Diné College salutes renown educator Ruth Roessel
TSAILE, Ariz., May 19, 2012
(Courtesy photo - Ed McCombs/Diné College)
D iné College released the following statement April 13 following the death of co-founder Ruth Roessel: "The college community expresses great sadness at the loss of our dear friend Ruth Roessel.
"The students, staff, faculty, administration and board of regents want to convey their sincere gratitude for her tremendous contributions. She individually was responsible in great measure for the creation of Diné College."
Maggie George, president of Diné College, said, "We extend our condolences to Ruth's family. Thank you for sharing her with us. Ruth will be remembered for her outstanding contributions to our college, to Navajo education, and to the Navajo people."
In June 1971, in the seminal work "Navajo Studies at Navajo Community College," Roessel wrote, "If the Navajo loses or ignores his own culture he stands weaker and more vulnerable. If he understands and respects his culture, he stands strong and tall."
Her message, about the value and importance of educating students with the Navajo worldview at the heart of student learning, remains central to Navajo education even today.
In a 2004 interview, Ruth's husband, the late Robert Roessel, related some of the highlights of how the college came to be.
"My wife Ruth and I were over at Rough Rock Demonstration School. The BIA said there was no money for higher education so what did we do? We went back to Washington, D.C.
"What we needed was an act of Congress to establish Navajo Community College. We went back four times. We begged him (Rep. Wayne Aspenall, then head of the House Interior and Insular Affairs Committee) to have hearings to tell people the needs of the Navajo," Roessel recalled.
"After our fourth visit, my wife Ruth stayed behind in his office. Behind the closed door I could hear them laughing. After a while they came out and he had his arm around her. She had invited him to attend a dedication ceremony and he had accepted!" Robert Roessel said.
The meeting led to the establishment of the college.
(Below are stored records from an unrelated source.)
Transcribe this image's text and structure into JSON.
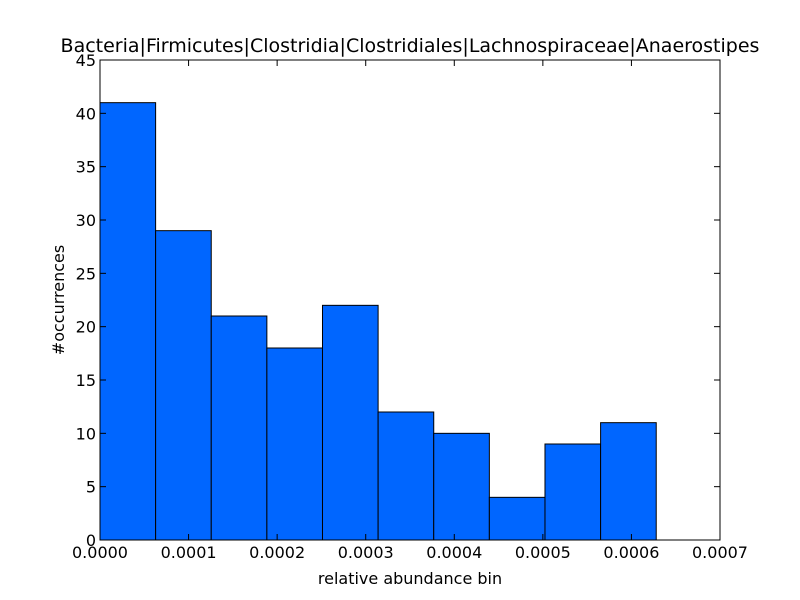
{
  "chart_data": {
    "type": "bar",
    "title": "Bacteria|Firmicutes|Clostridia|Clostridiales|Lachnospiraceae|Anaerostipes",
    "xlabel": "relative abundance bin",
    "ylabel": "#occurrences",
    "bin_edges": [
      0.0,
      6.28e-05,
      0.0001256,
      0.0001884,
      0.0002512,
      0.000314,
      0.0003768,
      0.0004396,
      0.0005024,
      0.0005652,
      0.000628
    ],
    "values": [
      41,
      29,
      21,
      18,
      22,
      12,
      10,
      4,
      9,
      11
    ],
    "xlim": [
      0,
      0.0007
    ],
    "ylim": [
      0,
      45
    ],
    "x_ticks": [
      "0.0000",
      "0.0001",
      "0.0002",
      "0.0003",
      "0.0004",
      "0.0005",
      "0.0006",
      "0.0007"
    ],
    "y_ticks": [
      "0",
      "5",
      "10",
      "15",
      "20",
      "25",
      "30",
      "35",
      "40",
      "45"
    ],
    "bar_color": "#0066ff",
    "edge_color": "#000000",
    "grid": false,
    "legend": false
  }
}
She continued to be involved with the college for many years as an instructor and author.
She wrote several books published by the college press including "Navajo Livestock Reduction: a National Disgrace," "Navajo Stories of the Long Walk" and "Navajo Studies at Navajo Community College."
Most recently, Ruth Roessel was the commencement speaker at the 2009 college graduation.
"As the 'Founding Mother' of the college, Ruth Roessel will always have a special place in the hearts our college family," the Diné College news release states. "We salute her and her life's work."